Signals the Interviewer Looks For (Strong Hire)

✅ Positive Signals (Strong Hire)

  • A Strong Moral Compass: You demonstrate a clear set of positive values (customer-centricity, engineering excellence, team well-being).
  • Long-Term Thinking: You can see beyond the current quarter and make decisions that benefit the company in the long run.
  • Courage and Conviction: You are willing to take a stand for something important, even when it’s unpopular or difficult.
  • Pragmatic Idealism: You have high principles, but you also understand how to navigate the real world of business trade-offs to achieve them.
  • Ownership of the “Hard Stuff”: You are willing to be the person who initiates and carries the burden of difficult but necessary change.

❌ Negative Signals (Red Flags to Avoid)

  • Self-Righteousness: Telling the story in a way that makes you sound like a lone crusader in a sea of fools.
  • Choosing a Trivial Issue: A story about a minor code formatting debate doesn’t have the required weight.
  • Lack of Impact: The “difficult decision” didn’t actually have a significant positive outcome.
  • Poor Judgment: A story where your definition of the “right thing” is actually misaligned with standard business or engineering practices.

How to Structure Your Answer: The Principle-Conflict-Action-Result Framework

  1. Situation & Principle: “Last year, our team was under immense pressure to deliver three major features for a Q4 launch.
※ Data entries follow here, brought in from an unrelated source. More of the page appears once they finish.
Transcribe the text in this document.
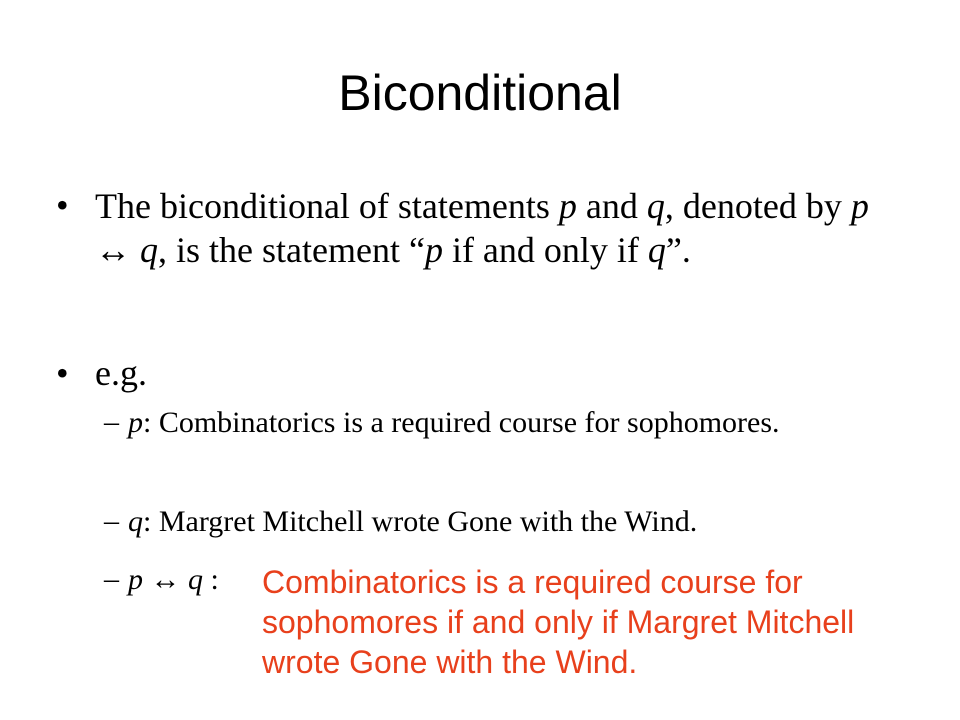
Biconditional
• The biconditional of statements p and q, denoted by p ↔ q, is the statement “p if and only if q”.
• e.g.
– p: Combinatorics is a required course for sophomores.
– q: Margret Mitchell wrote Gone with the Wind.
– p ↔ q : Combinatorics is a required course for sophomores if and only if Margret Mitchell wrote Gone with the Wind.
However, our core platform was suffering from years of accumulated technical debt, and our on-call load was becoming unsustainable.”
  2. The Conflict: “The difficult decision was whether to push forward to meet the feature goals, which was the easy and politically popular path, or to make the unpopular call to halt all new feature work for a full quarter to pay down that debt. I firmly believed the latter was the only right thing to do for the long-term health of our system and the well-being of our team.”
  3. Action - Building the Case:
  • “I knew an opinion wouldn’t be enough. I spent a week collecting data: I charted the increase in sev-2s over the last six months, calculated the engineering hours lost to fire-fighting, and surveyed the team on burnout levels.
  • I put this into a ‘State of the Platform’ document and presented it to my director. I framed it not as ‘we can’t do the features,’ but as ‘if we don’t fix this now, we won’t be able to build any features reliably next year.’”
  1. Action - The Difficult Conversation:
  • “It was a very tough conversation. My director was concerned about the product roadmap. I acknowledged his pressure but held my ground, anchoring the discussion in our shared responsibility to be good stewards of the company’s technology assets.”
  1. Result and Reflection:
  • “Ultimately, the data was undeniable. He agreed to a compromise: we would dedicate 60% of the team to a ‘Stabilization Sprint’ for six weeks. It was a hard period, but we fixed the most critical issues, automated our deployment rollbacks, and reduced on-call alerts by over 70%.
  • The features were delayed by a month, but the platform was so much more stable that we actually increased our development velocity in the following two quarters. It was a difficult decision, but it was absolutely the right one because it set the team and the product up for long-term success.”